What would I do if such a thing were to happen?  The 90% drop in world GDP represented above is a way of saying that our collective standard of living would be returned to something approximating the early 1800s without roads, bridges and canals.  Or, better yet, my big city, American life would become more like East Africa.  No more clean water from a tap in my house.  No more heat and air conditioning.  No more ice.

I’ve gotten to like things like, oh, insulation, clothes dryers, ceiling fans and sidewalks.  With a 90% drop in GDP, I could probably kiss all of that good bye.

Now, will it be as bad as all that?  Not likely.  In fact, Krugman says that statistically, the 90% drop is a bit of stretch:

And here’s the thing: on any sort of expected-welfare calculation, the small probability of catastrophe dominates the expected loss.
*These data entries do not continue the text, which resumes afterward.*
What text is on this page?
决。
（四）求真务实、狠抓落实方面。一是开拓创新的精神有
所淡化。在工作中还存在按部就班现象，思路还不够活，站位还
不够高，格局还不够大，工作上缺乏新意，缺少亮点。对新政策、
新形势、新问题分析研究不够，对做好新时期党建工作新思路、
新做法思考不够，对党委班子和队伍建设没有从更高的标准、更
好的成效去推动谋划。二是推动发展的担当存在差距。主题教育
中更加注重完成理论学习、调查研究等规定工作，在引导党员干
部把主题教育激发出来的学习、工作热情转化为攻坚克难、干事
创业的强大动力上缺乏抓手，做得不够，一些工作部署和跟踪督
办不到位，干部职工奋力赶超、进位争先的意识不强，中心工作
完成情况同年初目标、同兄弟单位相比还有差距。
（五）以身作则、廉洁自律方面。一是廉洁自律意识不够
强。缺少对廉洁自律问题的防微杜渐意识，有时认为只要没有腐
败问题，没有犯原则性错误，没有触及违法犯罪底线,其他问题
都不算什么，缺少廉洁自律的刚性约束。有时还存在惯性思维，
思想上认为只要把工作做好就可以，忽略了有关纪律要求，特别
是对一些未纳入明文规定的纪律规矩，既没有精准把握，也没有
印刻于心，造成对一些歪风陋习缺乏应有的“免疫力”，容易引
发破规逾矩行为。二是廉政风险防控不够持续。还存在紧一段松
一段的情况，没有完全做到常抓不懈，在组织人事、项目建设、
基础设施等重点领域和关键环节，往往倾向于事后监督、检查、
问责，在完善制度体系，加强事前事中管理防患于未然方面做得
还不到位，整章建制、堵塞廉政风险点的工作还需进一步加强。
Suppose that there’s a 99% chance that Lomborg is right, but a 1% chance that catastrophic climate change will reduce world GDP by 90%. You might be tempted to disregard that small chance — but if you’re even moderately risk averse (say, relative risk aversion of 2 — econowonks know what I mean), you quickly find that the expected loss of welfare isn’t 0.5% of GDP, it’s 10% or more of GDP.

So the question remains: how can economic policies and business decisions be made in a system that has traditionally depended on a baseline of certainty.  The free market assumes at the very least that there won’t be any natural disasters and that if there are, they will be quick, localized and able to be fixed (hence, insurance).  Without that certainty, it all goes out of whack.

Economics, the dismal science indeed.